Kafka Streams Topologies
Learn about processor topology in Kafka Streams applications.
The brain of every Kafka Streams application is the processor topology. A processor topology defines the stream processing logic of the application and is structured as a directed acyclic graph. Each node in the graph is a stream processor, which represents a processing step, and each edge in the graph represents a stream of data flowing between processors.
Processor types
Processors in Kafka Streams can be divided into three types.
Source processors
Source processors do not have any upstream processors. They consume records directly from Kafka topics and pass them to downstream processors. A topology can have one or more source processors.
Stream processors
A stream processor receives one input record from its upstream processors and applies an operation to that record. The operation can produce one or more records to downstream processors, or none at all. Kafka Streams provides a declarative high-level DSL which includes processing operations such as filter
, map
, and join
out of the box. These operations are also called operators. The high-level DSL is recommended for most users, but when more flexibility and control are required, we can use an imperative low-level processor API which is also a part of the Kafka Streams library. We will heed the recommendation and focus on the high-level DSL.
Sink processors
Sink processors are used to write the processed records back to Kafka topics. Processing topologies do not necessarily have sink processors—in some use cases, we only need to pass the processed records to an external resource (saving them to a database) without writing them back to Kafka.
One record at a time
In Kafka Streams applications, data flows through the topology using a depth-first strategy. When Kafka Streams pulls a new record from an upstream Kafka topic, that record flows through the entire topology, and only then a new record starts its journey through the topology.

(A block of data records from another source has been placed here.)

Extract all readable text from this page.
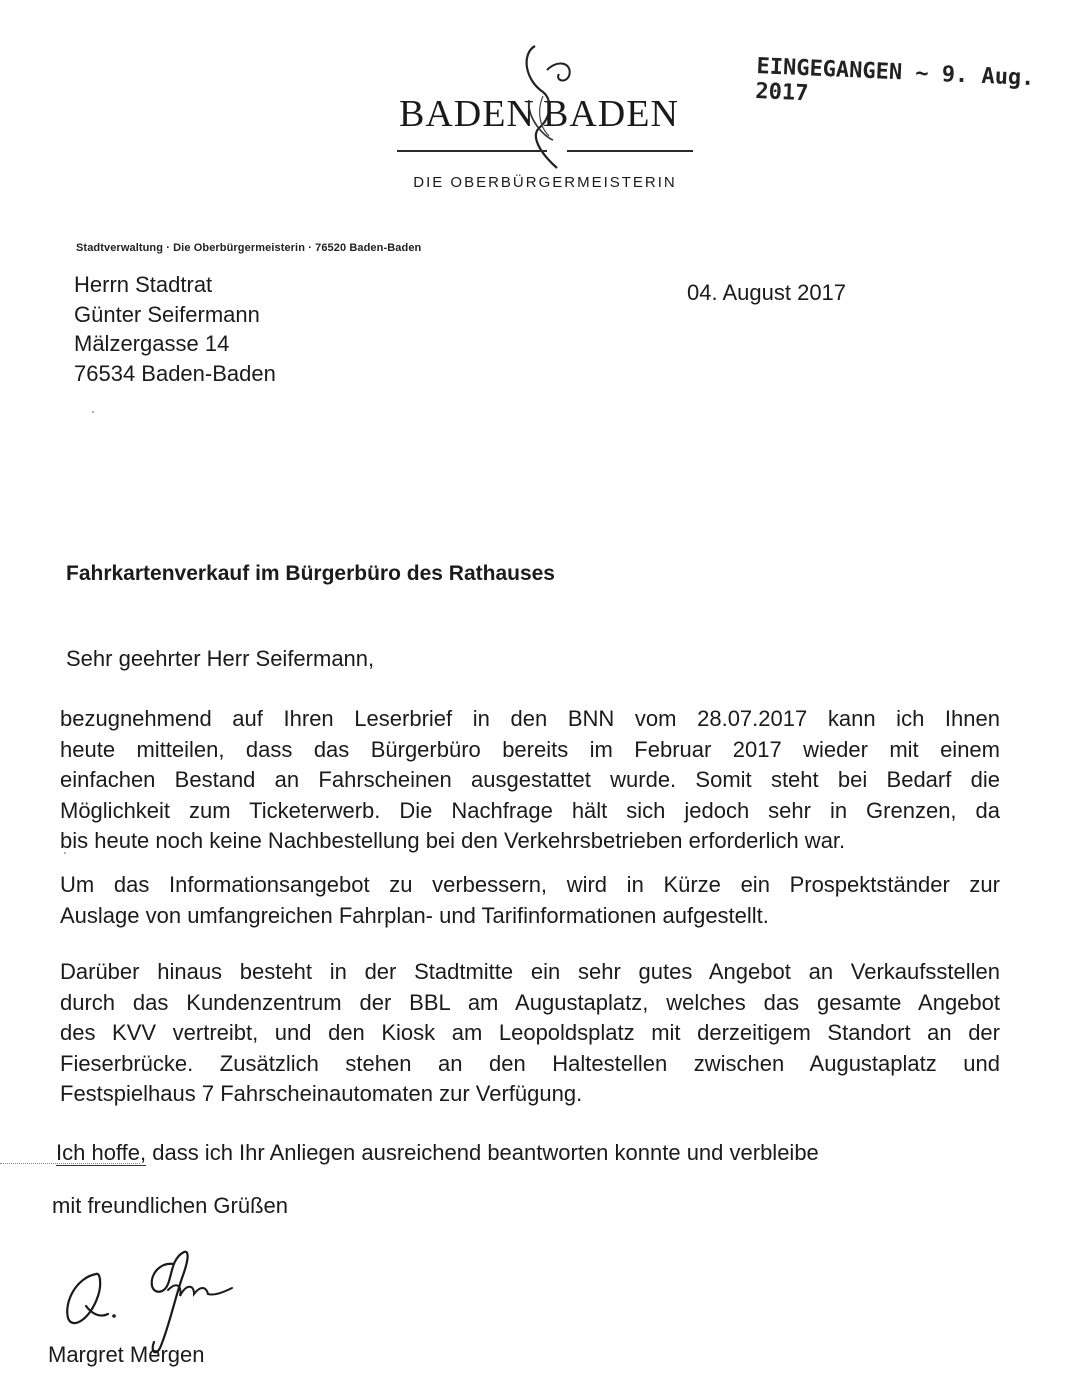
BADEN BADEN
DIE OBERBÜRGERMEISTERIN
EINGEGANGEN ~ 9. Aug. 2017
Stadtverwaltung · Die Oberbürgermeisterin · 76520 Baden-Baden
Herrn Stadtrat
Günter Seifermann
Mälzergasse 14
76534 Baden-Baden
04. August 2017
Fahrkartenverkauf im Bürgerbüro des Rathauses
Sehr geehrter Herr Seifermann,
bezugnehmend auf Ihren Leserbrief in den BNN vom 28.07.2017 kann ich Ihnen
heute mitteilen, dass das Bürgerbüro bereits im Februar 2017 wieder mit einem
einfachen Bestand an Fahrscheinen ausgestattet wurde. Somit steht bei Bedarf die
Möglichkeit zum Ticketerwerb. Die Nachfrage hält sich jedoch sehr in Grenzen, da
bis heute noch keine Nachbestellung bei den Verkehrsbetrieben erforderlich war.
Um das Informationsangebot zu verbessern, wird in Kürze ein Prospektständer zur
Auslage von umfangreichen Fahrplan- und Tarifinformationen aufgestellt.
Darüber hinaus besteht in der Stadtmitte ein sehr gutes Angebot an Verkaufsstellen
durch das Kundenzentrum der BBL am Augustaplatz, welches das gesamte Angebot
des KVV vertreibt, und den Kiosk am Leopoldsplatz mit derzeitigem Standort an der
Fieserbrücke. Zusätzlich stehen an den Haltestellen zwischen Augustaplatz und
Festspielhaus 7 Fahrscheinautomaten zur Verfügung.
Ich hoffe, dass ich Ihr Anliegen ausreichend beantworten konnte und verbleibe
mit freundlichen Grüßen
Margret Mergen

If an error occurs during the processing of a record, it is not lost. It will return to the topic, and the offset will not be committed. The application will try to process it again.
Stateless and stateful topologies
Kafka Streams topologies can be either stateless or stateful. If each record in our application is processed independently of other records, then the topology is considered stateless. For example, the operator map
is a stateless operator because it does not require memory of any other record apart from the one that it is currently processing.
Stateful topologies are topologies where there is the use of at least one stateful operator. For example, count
is a stateful operator because it has to keep track of how many previous records were processed. Using a stateful operator increases the complexity of our applications and raises additional considerations when it comes to fault tolerance, scalability, and maintenance. We will discuss each of the topology types in its own dedicated chapter.